What started out as a tool solely for use with crypto currencies – to enable secure, safe and trackable purchase transactions, blockchain technology has now transcended other sectors where proof of ownership and traceability also play a key role. And with new sectors using blockchain technology outside of fnance, the future of blockchain seems positive. As the market for blockchain technology grows, so do the legislations surrounding it.
In Switzerland on 1 August 2021, the “DLT” Act for developments in the technology of distributed electronic registers came into force. This framework comprises a series of amendments to existing Swiss federal law around financial regulation, banking law etc., and is highly detailed with respect to crypto currencies.
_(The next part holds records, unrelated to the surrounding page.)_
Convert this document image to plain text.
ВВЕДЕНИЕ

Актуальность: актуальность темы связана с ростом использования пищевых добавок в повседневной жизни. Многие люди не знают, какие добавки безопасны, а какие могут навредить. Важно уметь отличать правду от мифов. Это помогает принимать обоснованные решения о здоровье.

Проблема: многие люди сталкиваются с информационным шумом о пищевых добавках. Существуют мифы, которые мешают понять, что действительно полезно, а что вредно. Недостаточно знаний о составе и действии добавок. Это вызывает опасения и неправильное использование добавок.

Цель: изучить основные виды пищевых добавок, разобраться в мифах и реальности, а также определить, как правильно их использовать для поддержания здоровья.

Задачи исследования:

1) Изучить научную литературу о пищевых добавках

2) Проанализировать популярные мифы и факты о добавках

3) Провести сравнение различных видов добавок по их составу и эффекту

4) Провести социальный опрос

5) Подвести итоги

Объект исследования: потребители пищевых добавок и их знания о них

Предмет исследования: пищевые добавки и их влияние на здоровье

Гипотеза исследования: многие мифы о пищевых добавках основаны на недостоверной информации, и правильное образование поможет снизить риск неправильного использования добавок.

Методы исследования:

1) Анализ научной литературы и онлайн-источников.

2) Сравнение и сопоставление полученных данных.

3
This was followed by the OECD 2021 Blockchain Policy Forum which discussed policy best practices specifically for cross-border co-operation and stronger global governance.
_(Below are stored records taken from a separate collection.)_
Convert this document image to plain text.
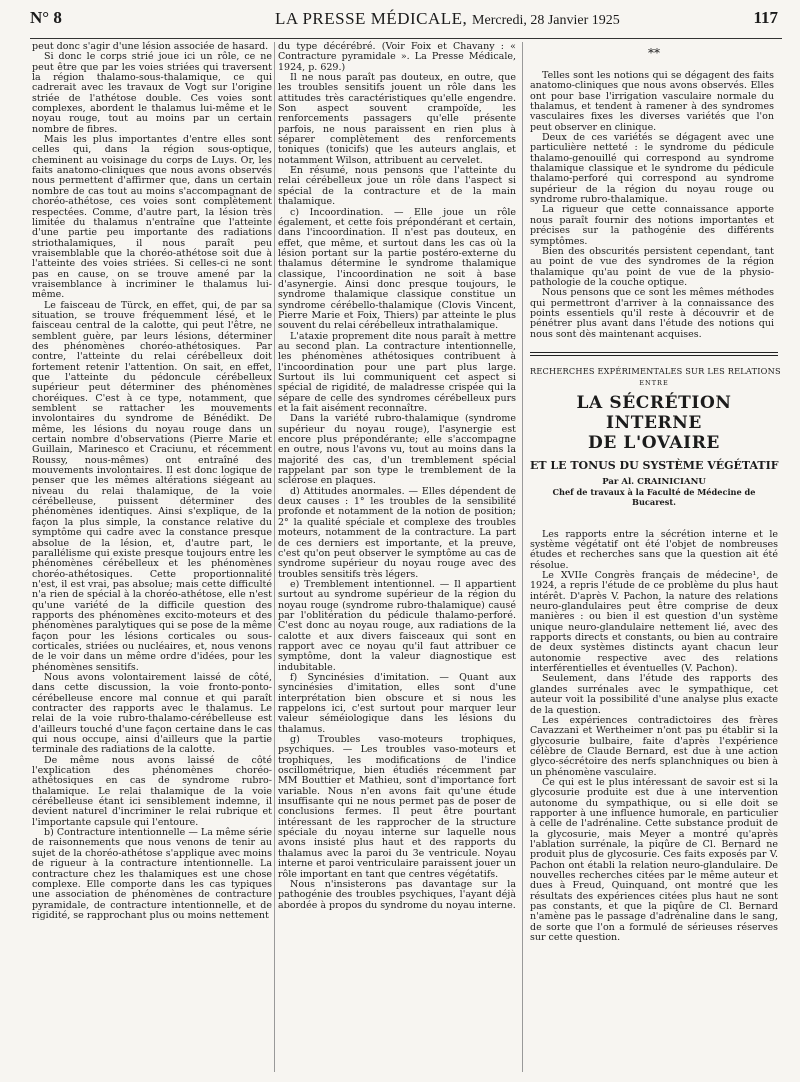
N° 8	LA PRESSE MÉDICALE, Mercredi, 28 Janvier 1925	117

peut donc s'agir d'une lésion associée de hasard.

Si donc le corps strié joue ici un rôle, ce ne peut être que par les voies striées qui traversent la région thalamo-sous-thalamique, ce qui cadrerait avec les travaux de Vogt sur l'origine striée de l'athétose double. Ces voies sont complexes, abordent le thalamus lui-même et le noyau rouge, tout au moins par un certain nombre de fibres.

Mais les plus importantes d'entre elles sont celles qui, dans la région sous-optique, cheminent au voisinage du corps de Luys. Or, les faits anatomo-cliniques que nous avons observés nous permettent d'affirmer que, dans un certain nombre de cas tout au moins s'accompagnant de choréo-athétose, ces voies sont complètement respectées. Comme, d'autre part, la lésion très limitée du thalamus n'entraîne que l'atteinte d'une partie peu importante des radiations striothalamiques, il nous paraît peu vraisemblable que la choréo-athétose soit due à l'atteinte des voies striées. Si celles-ci ne sont pas en cause, on se trouve amené par la vraisemblance à incriminer le thalamus lui-même.

Le faisceau de Türck, en effet, qui, de par sa situation, se trouve fréquemment lésé, et le faisceau central de la calotte, qui peut l'être, ne semblent guère, par leurs lésions, déterminer des phénomènes choréo-athétosiques. Par contre, l'atteinte du relai cérébelleux doit fortement retenir l'attention. On sait, en effet, que l'atteinte du pédoncule cérébelleux supérieur peut déterminer des phénomènes choréiques. C'est à ce type, notamment, que semblent se rattacher les mouvements involontaires du syndrome de Bénédikt. De même, les lésions du noyau rouge dans un certain nombre d'observations (Pierre Marie et Guillain, Marinesco et Craciunu, et récemment Roussy, nous-mêmes) ont entraîné des mouvements involontaires. Il est donc logique de penser que les mêmes altérations siégeant au niveau du relai thalamique, de la voie cérébelleuse, puissent déterminer des phénomènes identiques. Ainsi s'explique, de la façon la plus simple, la constance relative du symptôme qui cadre avec la constance presque absolue de la lésion, et, d'autre part, le parallélisme qui existe presque toujours entre les phénomènes cérébelleux et les phénomènes choréo-athétosiques. Cette proportionnalité n'est, il est vrai, pas absolue; mais cette difficulté n'a rien de spécial à la choréo-athétose, elle n'est qu'une variété de la difficile question des rapports des phénomènes excito-moteurs et des phénomènes paralytiques qui se pose de la même façon pour les lésions corticales ou sous-corticales, striées ou nucléaires, et, nous venons de le voir dans un même ordre d'idées, pour les phénomènes sensitifs.

Nous avons volontairement laissé de côté, dans cette discussion, la voie fronto-ponto-cérébelleuse encore mal connue et qui paraît contracter des rapports avec le thalamus. Le relai de la voie rubro-thalamo-cérébelleuse est d'ailleurs touché d'une façon certaine dans le cas qui nous occupe, ainsi d'ailleurs que la partie terminale des radiations de la calotte.

De même nous avons laissé de côté l'explication des phénomènes choréo-athétosiques en cas de syndrome rubro-thalamique. Le relai thalamique de la voie cérébelleuse étant ici sensiblement indemne, il devient naturel d'incriminer le relai rubrique et l'importante capsule qui l'entoure.

b) Contracture intentionnelle — La même série de raisonnements que nous venons de tenir au sujet de la choréo-athétose s'applique avec moins de rigueur à la contracture intentionnelle. La contracture chez les thalamiques est une chose complexe. Elle comporte dans les cas typiques une association de phénomènes de contracture pyramidale, de contracture intentionnelle, et de rigidité, se rapprochant plus ou moins nettement

du type décérébré. (Voir Foix et Chavany : « Contracture pyramidale ». La Presse Médicale, 1924, p. 629.)

Il ne nous paraît pas douteux, en outre, que les troubles sensitifs jouent un rôle dans les attitudes très caractéristiques qu'elle engendre. Son aspect souvent crampoïde, les renforcements passagers qu'elle présente parfois, ne nous paraissent en rien plus à séparer complètement des renforcements toniques (tonicifs) que les auteurs anglais, et notamment Wilson, attribuent au cervelet.

En résumé, nous pensons que l'atteinte du relai cérébelleux joue un rôle dans l'aspect si spécial de la contracture et de la main thalamique.

c) Incoordination. — Elle joue un rôle également, et cette fois prépondérant et certain, dans l'incoordination. Il n'est pas douteux, en effet, que même, et surtout dans les cas où la lésion portant sur la partie postéro-externe du thalamus détermine le syndrome thalamique classique, l'incoordination ne soit à base d'asynergie. Ainsi donc presque toujours, le syndrome thalamique classique constitue un syndrome cérébello-thalamique (Clovis Vincent, Pierre Marie et Foix, Thiers) par atteinte le plus souvent du relai cérébelleux intrathalamique.

L'ataxie proprement dite nous paraît à mettre au second plan. La contracture intentionnelle, les phénomènes athétosiques contribuent à l'incoordination pour une part plus large. Surtout ils lui communiquent cet aspect si spécial de rigidité, de maladresse crispée qui la sépare de celle des syndromes cérébelleux purs et la fait aisément reconnaître.

Dans la variété rubro-thalamique (syndrome supérieur du noyau rouge), l'asynergie est encore plus prépondérante; elle s'accompagne en outre, nous l'avons vu, tout au moins dans la majorité des cas, d'un tremblement spécial rappelant par son type le tremblement de la sclérose en plaques.

d) Attitudes anormales. — Elles dépendent de deux causes : 1° les troubles de la sensibilité profonde et notamment de la notion de position; 2° la qualité spéciale et complexe des troubles moteurs, notamment de la contracture. La part de ces derniers est importante, et la preuve, c'est qu'on peut observer le symptôme au cas de syndrome supérieur du noyau rouge avec des troubles sensitifs très légers.

e) Tremblement intentionnel. — Il appartient surtout au syndrome supérieur de la région du noyau rouge (syndrome rubro-thalamique) causé par l'oblitération du pédicule thalamo-perforé. C'est donc au noyau rouge, aux radiations de la calotte et aux divers faisceaux qui sont en rapport avec ce noyau qu'il faut attribuer ce symptôme, dont la valeur diagnostique est indubitable.

f) Syncinésies d'imitation. — Quant aux syncinésies d'imitation, elles sont d'une interprétation bien obscure et si nous les rappelons ici, c'est surtout pour marquer leur valeur séméiologique dans les lésions du thalamus.

g) Troubles vaso-moteurs trophiques, psychiques. — Les troubles vaso-moteurs et trophiques, les modifications de l'indice oscillométrique, bien étudiés récemment par MM Bouttier et Mathieu, sont d'importance fort variable. Nous n'en avons fait qu'une étude insuffisante qui ne nous permet pas de poser de conclusions fermes. Il peut être pourtant intéressant de les rapprocher de la structure spéciale du noyau interne sur laquelle nous avons insisté plus haut et des rapports du thalamus avec la paroi du 3e ventricule. Noyau interne et paroi ventriculaire paraissent jouer un rôle important en tant que centres végétatifs.

Nous n'insisterons pas davantage sur la pathogénie des troubles psychiques, l'ayant déjà abordée à propos du syndrome du noyau interne.

**

Telles sont les notions qui se dégagent des faits anatomo-cliniques que nous avons observés. Elles ont pour base l'irrigation vasculaire normale du thalamus, et tendent à ramener à des syndromes vasculaires fixes les diverses variétés que l'on peut observer en clinique.

Deux de ces variétés se dégagent avec une particulière netteté : le syndrome du pédicule thalamo-genouillé qui correspond au syndrome thalamique classique et le syndrome du pédicule thalamo-perforé qui correspond au syndrome supérieur de la région du noyau rouge ou syndrome rubro-thalamique.

La rigueur que cette connaissance apporte nous paraît fournir des notions importantes et précises sur la pathogénie des différents symptômes.

Bien des obscurités persistent cependant, tant au point de vue des syndromes de la région thalamique qu'au point de vue de la physio-pathologie de la couche optique.

Nous pensons que ce sont les mêmes méthodes qui permettront d'arriver à la connaissance des points essentiels qu'il reste à découvrir et de pénétrer plus avant dans l'étude des notions qui nous sont dès maintenant acquises.

RECHERCHES EXPÉRIMENTALES SUR LES RELATIONS
ENTRE
LA SÉCRÉTION INTERNE
DE L'OVAIRE
ET LE TONUS DU SYSTÈME VÉGÉTATIF
Par Al. CRAINICIANU
Chef de travaux à la Faculté de Médecine de Bucarest.

Les rapports entre la sécrétion interne et le système végétatif ont été l'objet de nombreuses études et recherches sans que la question ait été résolue.

Le XVIIe Congrès français de médecine¹, de 1924, a repris l'étude de ce problème du plus haut intérêt. D'après V. Pachon, la nature des relations neuro-glandulaires peut être comprise de deux manières : ou bien il est question d'un système unique neuro-glandulaire nettement lié, avec des rapports directs et constants, ou bien au contraire de deux systèmes distincts ayant chacun leur autonomie respective avec des relations interférentielles et éventuelles (V. Pachon).

Seulement, dans l'étude des rapports des glandes surrénales avec le sympathique, cet auteur voit la possibilité d'une analyse plus exacte de la question.

Les expériences contradictoires des frères Cavazzani et Wertheimer n'ont pas pu établir si la glycosurie bulbaire, faite d'après l'expérience célèbre de Claude Bernard, est due à une action glyco-sécrétoire des nerfs splanchniques ou bien à un phénomène vasculaire.

Ce qui est le plus intéressant de savoir est si la glycosurie produite est due à une intervention autonome du sympathique, ou si elle doit se rapporter à une influence humorale, en particulier à celle de l'adrénaline. Cette substance produit de la glycosurie, mais Meyer a montré qu'après l'ablation surrénale, la piqûre de Cl. Bernard ne produit plus de glycosurie. Ces faits exposés par V. Pachon ont établi la relation neuro-glandulaire. De nouvelles recherches citées par le même auteur et dues à Freud, Quinquand, ont montré que les résultats des expériences citées plus haut ne sont pas constants, et que la piqûre de Cl. Bernard n'amène pas le passage d'adrénaline dans le sang, de sorte que l'on a formulé de sérieuses réserves sur cette question.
Fintech and blockchain are here to stay, and Switzerland has been quick to establish itself as a key player in developing the technology for opportunities in several sectors outside finance. As the momentum of blockchain gathers pace, the question: will Switzerland have enough skilled workers to fill all the vacant positions? is being raised.
It is estimated that by 2028, Switzerland will need more than 117’000 new skilled workers in ICT. The demand for talent is also evident in the Crypto Valley in Zug where Blockchain expertise is required in high volumes. To fill this demand at least in part, the training company TIE International has now founded Switzerland’s first blockchain apprenticeship scheme together with companies Inacta AG and CV VC AG which themselves are based in Zug.
As the author Robert Collier famously said: “Playing safe is probably the most unsafe thing in the world. You cannot stand still. You must go forward”. With the development of Crypto Valley and its uses for Blockchain technology, Switzerland is definitely not standing still in terms of Blockchain development. But as Collier also said: “Supply always comes on the heels of demand” and Switzerland will continue to need skilled workers, sooner rather than later – especially regarding blockchain.